The guy who’s painfully naïve. He’s not used to getting many women, but for the first time in his life he has his pick of the litter. Without much prior experience dealing with women and their emotions, it’s no wonder things go off the rails and people get hurt. He’s so infatuated and seduced by his newfound options that his morality and integrity come crumbling down.
So why is the player-romantic so hard to pinpoint? It’s because he comes dressed in camouflage. You let him into your camp. He vows to protect you and care for you, but as soon as he’s earned your trust, he puts a bullet in your back. While on the other hand, your standard player, blunt and chauvinistic, comes dressed in enemy uniform and can be spotted from a mile away. He can’t hurt you because you see right through him and he reeks of bullshit.

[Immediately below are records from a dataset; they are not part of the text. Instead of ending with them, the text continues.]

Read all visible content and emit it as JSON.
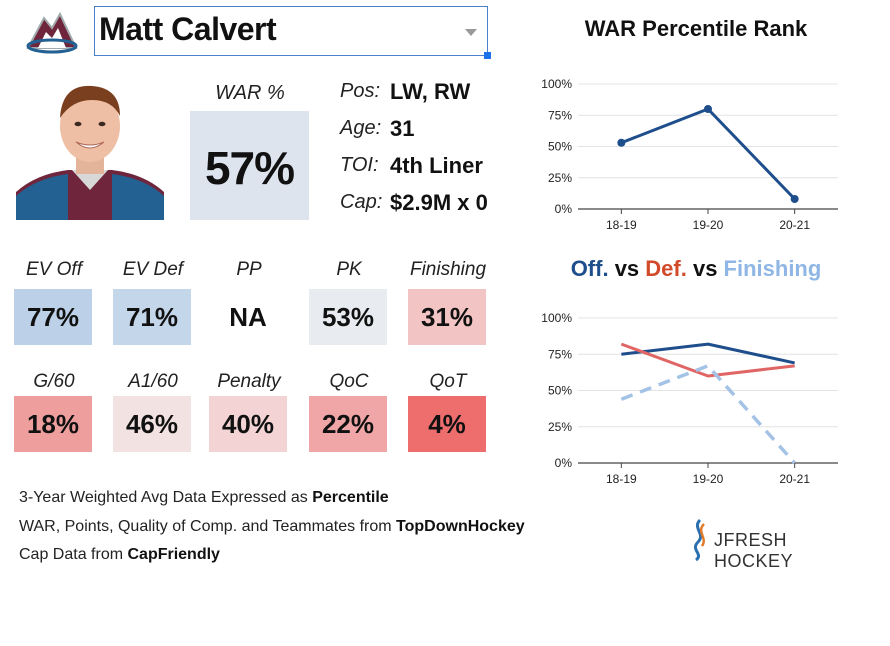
{
  "player": {
    "name": "Matt Calvert",
    "war_label": "WAR %",
    "war_value": "57%"
  },
  "info": [
    {
      "key": "Pos:",
      "value": "LW, RW"
    },
    {
      "key": "Age:",
      "value": "31"
    },
    {
      "key": "TOI:",
      "value": "4th Liner"
    },
    {
      "key": "Cap:",
      "value": "$2.9M x 0"
    }
  ],
  "stats_row1": [
    {
      "label": "EV Off",
      "value": "77%",
      "color": "#bcd0e8"
    },
    {
      "label": "EV Def",
      "value": "71%",
      "color": "#c4d6ea"
    },
    {
      "label": "PP",
      "value": "NA",
      "color": "#ffffff"
    },
    {
      "label": "PK",
      "value": "53%",
      "color": "#e8ebef"
    },
    {
      "label": "Finishing",
      "value": "31%",
      "color": "#f2c4c4"
    }
  ],
  "stats_row2": [
    {
      "label": "G/60",
      "value": "18%",
      "color": "#ef9e9e"
    },
    {
      "label": "A1/60",
      "value": "46%",
      "color": "#f3e2e2"
    },
    {
      "label": "Penalty",
      "value": "40%",
      "color": "#f3d3d3"
    },
    {
      "label": "QoC",
      "value": "22%",
      "color": "#f0a6a6"
    },
    {
      "label": "QoT",
      "value": "4%",
      "color": "#ee6e6e"
    }
  ],
  "footer": {
    "line1_pre": "3-Year Weighted Avg Data Expressed as ",
    "line1_bold": "Percentile",
    "line2_pre": "WAR, Points, Quality of Comp. and Teammates from ",
    "line2_bold": "TopDownHockey",
    "line3_pre": "Cap Data from ",
    "line3_bold": "CapFriendly"
  },
  "brand": "JFRESH HOCKEY",
  "chart_titles": {
    "war": "WAR Percentile Rank",
    "part1": "Off.",
    "part2": " vs ",
    "part3": "Def.",
    "part4": " vs ",
    "part5": "Finishing"
  },
  "colors": {
    "off": "#1f4e8c",
    "def": "#e06666",
    "fin": "#a4c2e6",
    "def_title": "#d24a2a",
    "fin_title": "#8fb6e4"
  },
  "chart_data": [
    {
      "type": "line",
      "title": "WAR Percentile Rank",
      "categories": [
        "18-19",
        "19-20",
        "20-21"
      ],
      "ytick_labels": [
        "0%",
        "25%",
        "50%",
        "75%",
        "100%"
      ],
      "ylim": [
        0,
        100
      ],
      "series": [
        {
          "name": "WAR",
          "values": [
            53,
            80,
            8
          ]
        }
      ]
    },
    {
      "type": "line",
      "title": "Off. vs Def. vs Finishing",
      "categories": [
        "18-19",
        "19-20",
        "20-21"
      ],
      "ytick_labels": [
        "0%",
        "25%",
        "50%",
        "75%",
        "100%"
      ],
      "ylim": [
        0,
        100
      ],
      "series": [
        {
          "name": "Off.",
          "values": [
            75,
            82,
            69
          ]
        },
        {
          "name": "Def.",
          "values": [
            82,
            60,
            67
          ]
        },
        {
          "name": "Finishing",
          "values": [
            44,
            67,
            0
          ]
        }
      ]
    }
  ]
}
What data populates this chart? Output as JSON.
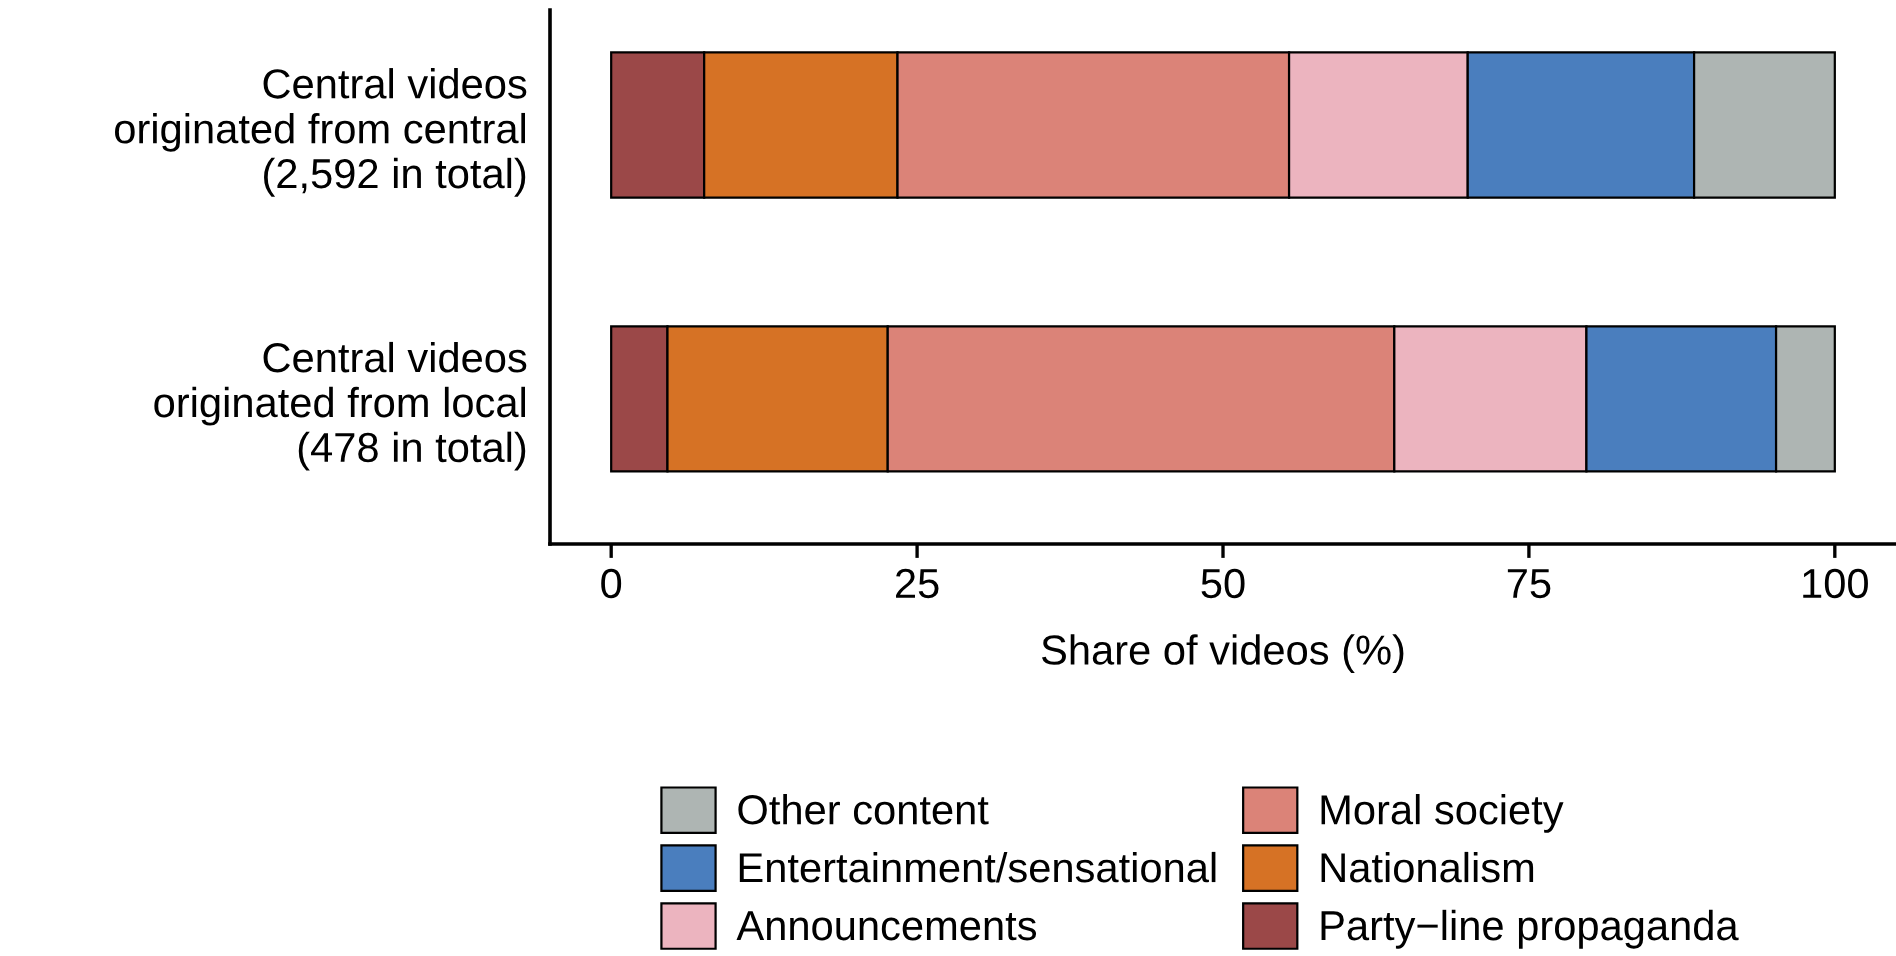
{
  "chart_data": {
    "type": "bar",
    "orientation": "horizontal",
    "stacked": true,
    "categories": [
      "Central videos\noriginated from central\n(2,592 in total)",
      "Central videos\noriginated from local\n(478 in total)"
    ],
    "xlabel": "Share of videos (%)",
    "xlim": [
      -5,
      105
    ],
    "xticks": [
      0,
      25,
      50,
      75,
      100
    ],
    "series": [
      {
        "name": "Party−line propaganda",
        "color": "#9b4848",
        "values": [
          7.6,
          4.6
        ]
      },
      {
        "name": "Nationalism",
        "color": "#d67225",
        "values": [
          15.8,
          18.0
        ]
      },
      {
        "name": "Moral society",
        "color": "#db8378",
        "values": [
          32.0,
          41.4
        ]
      },
      {
        "name": "Announcements",
        "color": "#ecb4bf",
        "values": [
          14.6,
          15.7
        ]
      },
      {
        "name": "Entertainment/sensational",
        "color": "#4a7ebe",
        "values": [
          18.5,
          15.5
        ]
      },
      {
        "name": "Other content",
        "color": "#aeb5b3",
        "values": [
          11.5,
          4.8
        ]
      }
    ],
    "legend": "bottom",
    "grid": false
  }
}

There are also parts of this guy that are impossible not to love and hold onto. He reveals those good parts in bursts which instills hope in you that he “could be the one you need.” This is also magnified by the fact that you might have a notorious habit of rationalizing the situation in a way that best suits your interests and protects you from the truth that, at the end of the day, he might just not “be that into you.”
You can’t continue to play along with the player’s games and lower your expectations to avoid being rejected or losing something that isn’t meant to be. No guy wants to be in a relationship with a woman who will forfeit self-respect in order to hold onto someone who doesn’t want to be held onto in the first place. So yes, the player-romantic is a hard type to detect. But one thing you can count on is, the player-romantic will simply become a romantic in the company of the right woman.